Je m'en empare et me redresse doucement tant mon corps est lourd. J'aurais envie de la serrer tendrement dans mes bras pour lui témoigner toutes les émotions qui refluent en moi mais je pense qu'il est plus sage d'attendre que le rituel soit vraiment terminé. Je ne suis pas superstitieux mais je ne voudrais pas tout foutre en l'air par respect pour leurs croyances ancestrales.

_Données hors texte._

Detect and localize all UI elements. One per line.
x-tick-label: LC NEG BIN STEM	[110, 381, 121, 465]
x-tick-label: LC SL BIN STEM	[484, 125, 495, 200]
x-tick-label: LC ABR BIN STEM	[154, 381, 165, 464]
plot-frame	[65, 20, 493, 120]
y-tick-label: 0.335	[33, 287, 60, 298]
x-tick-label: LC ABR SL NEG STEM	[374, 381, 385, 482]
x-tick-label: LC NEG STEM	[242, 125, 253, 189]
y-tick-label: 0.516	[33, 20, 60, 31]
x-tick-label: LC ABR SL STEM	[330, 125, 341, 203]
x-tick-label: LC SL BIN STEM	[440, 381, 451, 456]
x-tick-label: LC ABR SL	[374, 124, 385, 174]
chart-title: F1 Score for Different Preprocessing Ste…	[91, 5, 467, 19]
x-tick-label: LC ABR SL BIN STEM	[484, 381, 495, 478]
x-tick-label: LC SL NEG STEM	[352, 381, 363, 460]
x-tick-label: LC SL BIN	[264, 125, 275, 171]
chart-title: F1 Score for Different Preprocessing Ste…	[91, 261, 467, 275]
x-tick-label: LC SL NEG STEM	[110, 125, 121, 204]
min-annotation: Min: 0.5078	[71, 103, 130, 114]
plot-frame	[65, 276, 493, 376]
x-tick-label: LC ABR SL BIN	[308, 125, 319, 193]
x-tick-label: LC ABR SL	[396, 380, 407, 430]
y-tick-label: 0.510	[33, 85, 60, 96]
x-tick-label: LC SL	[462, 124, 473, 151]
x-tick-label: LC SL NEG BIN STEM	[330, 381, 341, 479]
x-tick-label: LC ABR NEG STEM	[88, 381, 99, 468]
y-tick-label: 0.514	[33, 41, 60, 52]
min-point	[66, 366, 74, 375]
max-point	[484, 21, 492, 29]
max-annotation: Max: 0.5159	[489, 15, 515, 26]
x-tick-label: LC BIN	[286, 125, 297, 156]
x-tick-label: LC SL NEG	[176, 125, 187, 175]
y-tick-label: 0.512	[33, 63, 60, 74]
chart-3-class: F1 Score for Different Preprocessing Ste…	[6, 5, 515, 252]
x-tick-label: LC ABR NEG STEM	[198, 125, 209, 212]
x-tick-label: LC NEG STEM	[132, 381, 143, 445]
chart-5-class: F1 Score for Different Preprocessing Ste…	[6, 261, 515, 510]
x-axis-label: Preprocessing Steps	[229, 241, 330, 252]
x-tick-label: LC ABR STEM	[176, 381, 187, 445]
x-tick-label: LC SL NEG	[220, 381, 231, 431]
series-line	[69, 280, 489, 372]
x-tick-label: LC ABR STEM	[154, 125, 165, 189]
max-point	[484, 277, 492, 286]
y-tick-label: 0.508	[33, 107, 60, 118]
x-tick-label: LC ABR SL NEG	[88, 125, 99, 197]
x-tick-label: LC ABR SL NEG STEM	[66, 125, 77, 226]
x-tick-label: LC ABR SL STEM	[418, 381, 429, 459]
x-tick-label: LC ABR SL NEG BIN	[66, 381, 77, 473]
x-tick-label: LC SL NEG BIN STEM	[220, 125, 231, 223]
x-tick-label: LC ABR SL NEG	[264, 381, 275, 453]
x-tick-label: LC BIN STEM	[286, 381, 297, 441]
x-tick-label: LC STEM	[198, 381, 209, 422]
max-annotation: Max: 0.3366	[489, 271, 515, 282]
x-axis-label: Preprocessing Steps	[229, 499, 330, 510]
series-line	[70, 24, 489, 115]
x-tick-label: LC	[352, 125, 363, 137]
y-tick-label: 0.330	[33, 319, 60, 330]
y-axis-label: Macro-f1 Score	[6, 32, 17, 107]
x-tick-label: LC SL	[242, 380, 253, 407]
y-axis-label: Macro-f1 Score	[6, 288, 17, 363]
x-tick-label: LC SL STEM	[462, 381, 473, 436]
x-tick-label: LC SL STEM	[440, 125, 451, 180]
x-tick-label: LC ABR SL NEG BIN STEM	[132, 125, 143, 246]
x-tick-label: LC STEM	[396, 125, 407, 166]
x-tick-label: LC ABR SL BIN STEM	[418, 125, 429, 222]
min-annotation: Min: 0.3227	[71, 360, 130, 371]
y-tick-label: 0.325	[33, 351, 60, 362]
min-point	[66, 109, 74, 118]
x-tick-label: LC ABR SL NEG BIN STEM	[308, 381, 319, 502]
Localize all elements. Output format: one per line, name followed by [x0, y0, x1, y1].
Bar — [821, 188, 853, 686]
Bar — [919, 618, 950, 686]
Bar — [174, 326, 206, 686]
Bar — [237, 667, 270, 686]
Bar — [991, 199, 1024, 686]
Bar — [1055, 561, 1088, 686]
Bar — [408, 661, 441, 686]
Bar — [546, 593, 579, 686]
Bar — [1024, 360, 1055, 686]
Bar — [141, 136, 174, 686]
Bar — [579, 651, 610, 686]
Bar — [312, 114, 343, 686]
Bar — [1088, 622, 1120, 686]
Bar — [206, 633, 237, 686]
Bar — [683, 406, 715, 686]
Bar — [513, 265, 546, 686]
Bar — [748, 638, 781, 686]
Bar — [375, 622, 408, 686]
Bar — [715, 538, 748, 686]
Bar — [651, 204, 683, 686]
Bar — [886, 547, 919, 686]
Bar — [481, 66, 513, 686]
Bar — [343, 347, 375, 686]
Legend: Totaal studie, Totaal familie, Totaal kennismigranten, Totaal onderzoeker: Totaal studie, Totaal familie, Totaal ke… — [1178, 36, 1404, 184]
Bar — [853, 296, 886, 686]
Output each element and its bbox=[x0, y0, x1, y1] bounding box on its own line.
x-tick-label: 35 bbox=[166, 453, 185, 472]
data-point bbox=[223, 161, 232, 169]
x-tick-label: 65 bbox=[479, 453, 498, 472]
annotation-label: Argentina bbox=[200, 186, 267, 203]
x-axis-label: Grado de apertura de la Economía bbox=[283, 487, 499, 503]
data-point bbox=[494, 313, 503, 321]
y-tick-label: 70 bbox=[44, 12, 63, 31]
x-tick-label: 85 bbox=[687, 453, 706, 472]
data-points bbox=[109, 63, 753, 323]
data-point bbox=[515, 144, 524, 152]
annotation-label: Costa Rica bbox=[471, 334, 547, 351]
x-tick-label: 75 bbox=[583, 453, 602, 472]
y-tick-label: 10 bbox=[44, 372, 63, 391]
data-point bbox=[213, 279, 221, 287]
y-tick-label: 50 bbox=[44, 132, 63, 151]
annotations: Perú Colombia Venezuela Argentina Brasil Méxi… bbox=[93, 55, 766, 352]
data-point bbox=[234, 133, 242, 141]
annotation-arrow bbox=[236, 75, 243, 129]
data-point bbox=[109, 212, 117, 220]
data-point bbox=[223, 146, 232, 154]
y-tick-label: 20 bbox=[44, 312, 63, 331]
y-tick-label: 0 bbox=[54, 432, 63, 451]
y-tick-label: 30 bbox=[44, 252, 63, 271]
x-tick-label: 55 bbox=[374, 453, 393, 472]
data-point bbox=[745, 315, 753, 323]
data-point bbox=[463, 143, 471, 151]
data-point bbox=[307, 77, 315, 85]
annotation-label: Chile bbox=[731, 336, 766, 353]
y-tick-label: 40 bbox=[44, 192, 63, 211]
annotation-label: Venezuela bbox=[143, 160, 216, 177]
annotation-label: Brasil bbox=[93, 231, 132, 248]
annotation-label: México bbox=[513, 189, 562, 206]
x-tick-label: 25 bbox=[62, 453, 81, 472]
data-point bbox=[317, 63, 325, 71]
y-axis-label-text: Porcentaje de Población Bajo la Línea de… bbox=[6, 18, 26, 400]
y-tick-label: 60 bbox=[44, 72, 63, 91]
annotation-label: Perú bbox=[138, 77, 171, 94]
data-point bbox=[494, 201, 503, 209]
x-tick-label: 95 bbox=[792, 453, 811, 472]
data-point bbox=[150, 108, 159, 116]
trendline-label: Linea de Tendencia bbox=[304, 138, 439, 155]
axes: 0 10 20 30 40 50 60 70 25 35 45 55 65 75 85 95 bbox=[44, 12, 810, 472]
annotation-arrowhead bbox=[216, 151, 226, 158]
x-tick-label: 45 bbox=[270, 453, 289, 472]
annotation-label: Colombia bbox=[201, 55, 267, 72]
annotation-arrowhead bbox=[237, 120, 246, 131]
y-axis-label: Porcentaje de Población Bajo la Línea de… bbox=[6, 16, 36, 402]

Je progresse lentement jusqu'à la sortie de la hutte de sudation. Le poids de la chaleur dont mon organisme a dû faire face se fait à présent ressentir et j'ai l'impression d'avoir du lest à chaque jambe. Arrivés dehors, même si le soleil m'aveugle et me brûle les yeux, je suis satisfait de cette expérience inédite. Je me sens épuisé et vidé mais le cœur léger, comme libéré d'un fardeau.

* Déjame sentir el fuego de tu amor aquí en mi Corazón = Laisse-moi sentir le feu de ton amour ici dans mon cœur.